Ermittlungen: Fragen zu Polizeiunfall
■ Abgeordneter Güldner sauer über fehlende Offenheit des Innenressorts
Die Ermittlungen der Polizei über die Umstände des Unfalls, bei dem am 27. April ein sechsjähriger Schüler auf einem Fußgänger-Überweg der Schwachhauser Heerstraße von einem Polizeiwagen angefahren und schwer verletzt wurde, sind immer noch nicht abgeschlossen. Der grüne Abgeordnete Matthias Güldner hat am 3. Mai in einem Brief an den Innensenator verschiedene Fragen zu den Ermittlungen aufgeworfen und ist sauer, dass er – bis gestern jedenfalls – keine Antwort bekommen hat.
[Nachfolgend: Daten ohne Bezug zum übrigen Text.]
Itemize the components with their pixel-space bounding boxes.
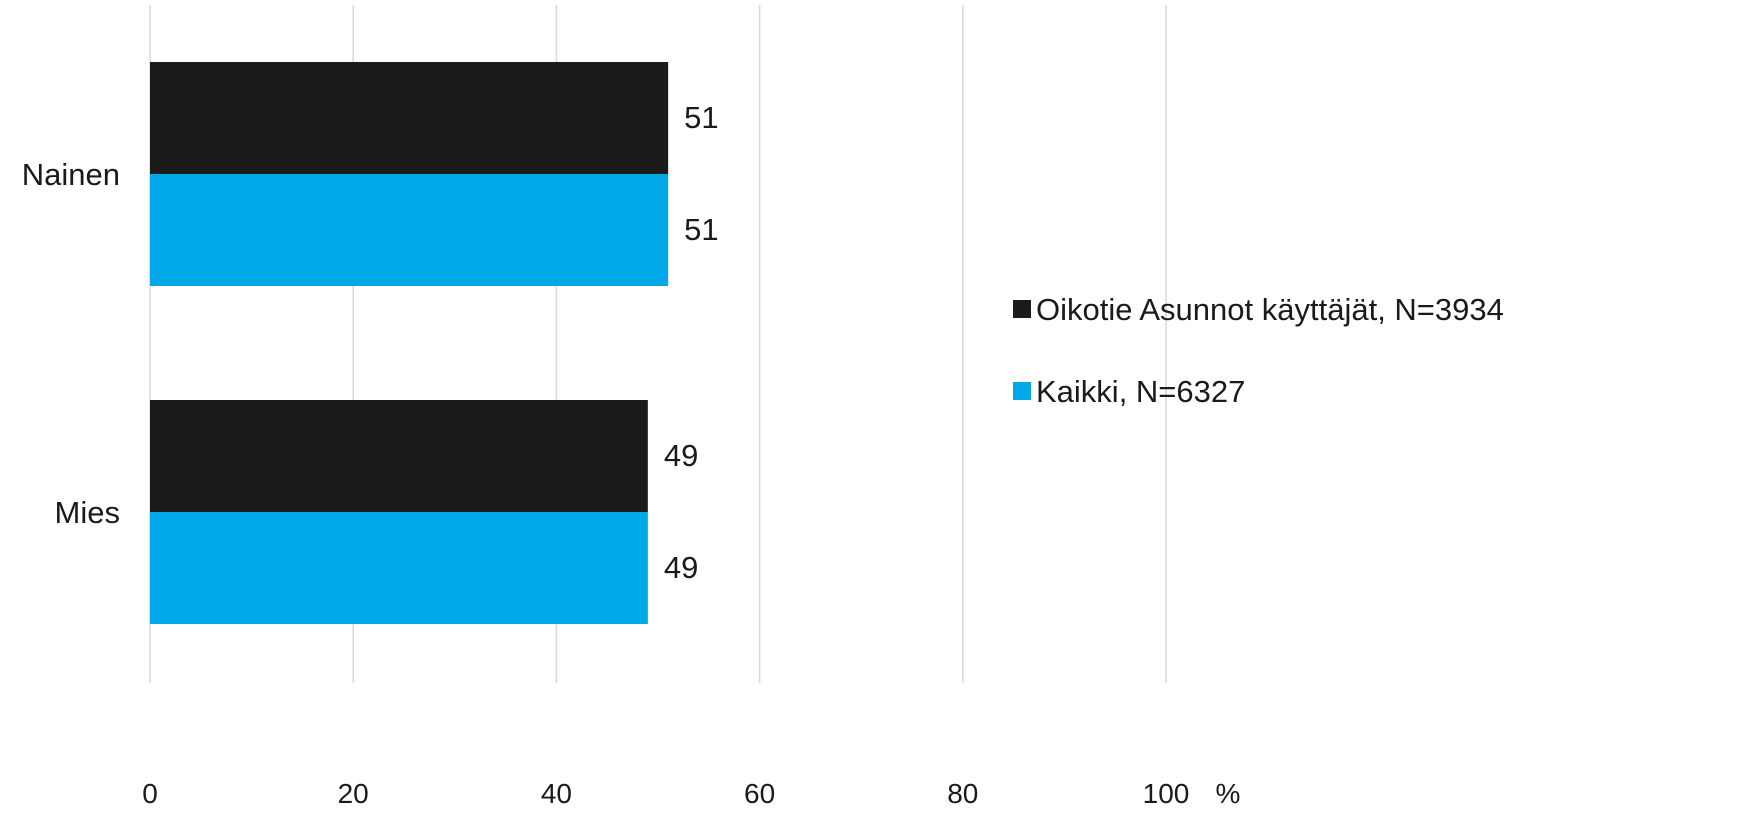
legend-swatch xyxy=(1013,382,1031,400)
data-label: 49 xyxy=(664,438,698,473)
x-tick-label: 100 xyxy=(1143,778,1190,809)
category-labels: Nainen Mies xyxy=(22,157,120,530)
bar xyxy=(150,62,669,174)
data-label: 51 xyxy=(684,100,718,135)
legend-label: Kaikki, N=6327 xyxy=(1036,374,1245,409)
x-tick-label: 40 xyxy=(541,778,572,809)
bar xyxy=(150,512,648,624)
legend-label: Oikotie Asunnot käyttäjät, N=3934 xyxy=(1036,292,1504,327)
x-tick-label: 80 xyxy=(947,778,978,809)
data-label: 51 xyxy=(684,212,718,247)
bars xyxy=(150,62,669,624)
bar xyxy=(150,174,669,286)
legend-swatch xyxy=(1013,300,1031,318)
category-label: Mies xyxy=(55,495,120,530)
x-axis-unit: % xyxy=(1216,778,1241,809)
x-axis-ticks: % 0 20 40 60 80 100 xyxy=(142,778,1240,809)
category-label: Nainen xyxy=(22,157,120,192)
data-label: 49 xyxy=(664,550,698,585)
data-labels: 51 51 49 49 xyxy=(664,100,719,585)
x-tick-label: 0 xyxy=(142,778,158,809)
x-tick-label: 60 xyxy=(744,778,775,809)
legend: Oikotie Asunnot käyttäjät, N=3934 Kaikki,… xyxy=(1013,292,1504,409)
bar xyxy=(150,400,648,512)
x-tick-label: 20 xyxy=(338,778,369,809)
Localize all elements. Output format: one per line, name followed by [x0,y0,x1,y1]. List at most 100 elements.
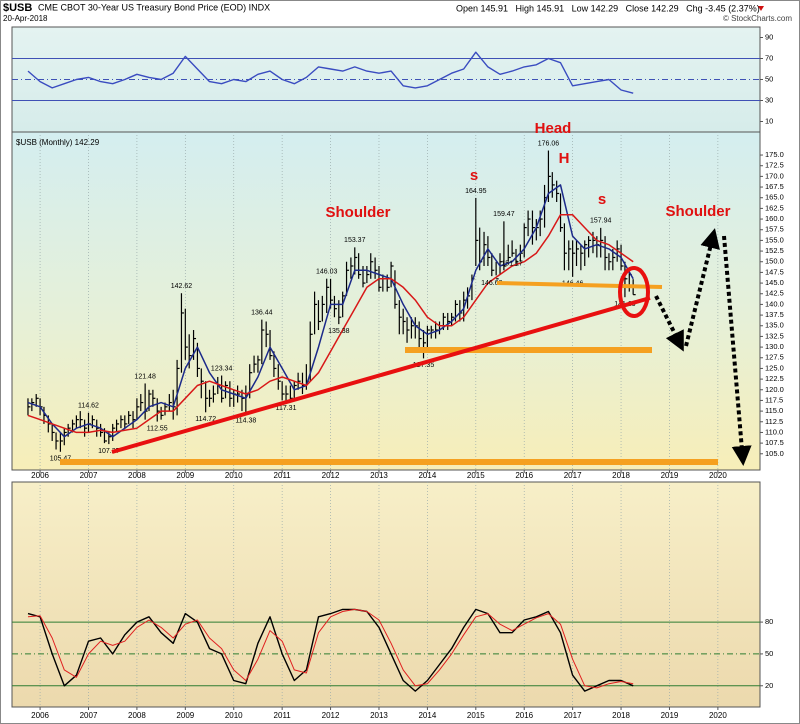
point-label: 114.72 [195,416,216,423]
date: 20-Apr-2018 [3,14,48,23]
x-tick-label: 2016 [515,471,533,480]
annotation: s [470,167,478,184]
x-tick-label: 2017 [564,471,582,480]
point-label: 176.06 [538,140,560,147]
point-label: 136.44 [251,309,273,316]
x-tick-label: 2006 [31,711,49,720]
panel-title: $USB (Monthly) 142.29 [16,138,100,147]
x-tick-label: 2017 [564,711,582,720]
y-tick-label: 117.5 [765,395,783,404]
y-tick-label: 107.5 [765,438,784,447]
x-tick-label: 2008 [128,471,146,480]
credit: © StockCharts.com [723,14,792,23]
x-tick-label: 2009 [176,711,194,720]
point-label: 127.35 [413,362,435,369]
x-tick-label: 2011 [274,711,292,720]
y-tick-label: 170.0 [765,171,784,180]
highlight-ellipse [618,266,650,318]
y-tick-label: 112.5 [765,417,783,426]
y-tick-label: 30 [765,95,773,104]
moving-average [27,214,634,434]
y-tick-label: 165.0 [765,193,784,202]
x-tick-label: 2014 [418,711,436,720]
point-label: 151.17 [501,261,523,268]
y-tick-label: 160.0 [765,214,784,223]
x-tick-label: 2015 [467,711,485,720]
y-tick-label: 175.0 [765,150,784,159]
annotation: Shoulder [325,204,390,221]
y-tick-label: 137.5 [765,310,784,319]
projection-arrow [654,295,684,352]
point-label: 114.62 [78,403,99,410]
point-label: 157.94 [590,218,612,225]
x-tick-label: 2018 [612,471,630,480]
point-label: 153.37 [344,237,366,244]
point-label: 123.34 [211,365,233,372]
point-label: 146.63 [481,280,503,287]
annotation: H [559,150,570,167]
y-tick-label: 132.5 [765,331,784,340]
x-tick-label: 2010 [225,711,243,720]
indicator-line [27,608,634,689]
x-tick-label: 2020 [709,711,727,720]
down-icon [758,6,764,11]
y-tick-label: 145.0 [765,278,784,287]
y-tick-label: 155.0 [765,235,784,244]
point-label: 146.03 [316,269,338,276]
point-label: 121.48 [134,373,156,380]
annotation: Head [535,120,572,137]
x-tick-label: 2019 [661,471,679,480]
y-tick-label: 152.5 [765,246,784,255]
point-label: 164.95 [465,188,487,195]
y-tick-label: 80 [765,617,773,626]
y-tick-label: 127.5 [765,353,784,362]
x-tick-label: 2015 [467,471,485,480]
point-label: 112.55 [147,425,168,432]
overlays: Shoulder s Head H s Shoulder [60,120,752,466]
x-tick-label: 2006 [31,471,49,480]
y-tick-label: 50 [765,74,773,83]
y-tick-label: 162.5 [765,203,784,212]
y-tick-label: 105.0 [765,449,784,458]
instrument-name: CME CBOT 30-Year US Treasury Bond Price … [38,2,270,12]
point-label: 135.38 [328,328,350,335]
neckline [496,281,663,289]
y-tick-label: 125.0 [765,363,784,372]
point-label: 107.27 [98,448,120,455]
x-tick-label: 2007 [80,711,98,720]
quote: Open 145.91 High 145.91 Low 142.29 Close… [456,3,760,13]
point-label: 117.31 [276,405,297,412]
y-tick-label: 120.0 [765,385,784,394]
point-label: 159.47 [493,211,515,218]
point-label: 142.62 [171,283,193,290]
projection-arrow [722,235,752,466]
x-tick-label: 2009 [176,471,194,480]
y-tick-label: 150.0 [765,257,784,266]
x-tick-label: 2012 [322,711,340,720]
symbol: $USB [3,2,32,14]
x-tick-label: 2018 [612,711,630,720]
y-tick-label: 50 [765,649,773,658]
x-tick-label: 2011 [274,471,292,480]
y-tick-label: 135.0 [765,321,784,330]
x-tick-label: 2013 [370,471,388,480]
stoch-panel [11,481,761,708]
x-tick-label: 2012 [322,471,340,480]
y-tick-label: 130.0 [765,342,784,351]
indicator-line [27,608,634,692]
y-tick-label: 70 [765,53,773,62]
x-tick-label: 2020 [709,471,727,480]
y-tick-label: 167.5 [765,182,784,191]
x-tick-label: 2013 [370,711,388,720]
point-label: 114.38 [235,418,256,425]
y-tick-label: 20 [765,681,773,690]
x-tick-label: 2019 [661,711,679,720]
y-tick-label: 90 [765,32,773,41]
y-tick-label: 142.5 [765,289,784,298]
moving-average [27,184,634,438]
y-tick-label: 110.0 [765,427,783,436]
x-tick-label: 2008 [128,711,146,720]
projection-arrow [684,228,720,347]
Eine Antwort sei unterwegs, erklärt der Sprecher des Innensenators.
Verschiedene Anzeichen lassen Güldner die Frage aufwerfen, ob die Unabhängigkeit der Untersuchung wirklich gewährleistet ist. „Die Eltern und die Öffentlichkeit müssen sich darauf verlassen“, sagt der Innenpolitiker.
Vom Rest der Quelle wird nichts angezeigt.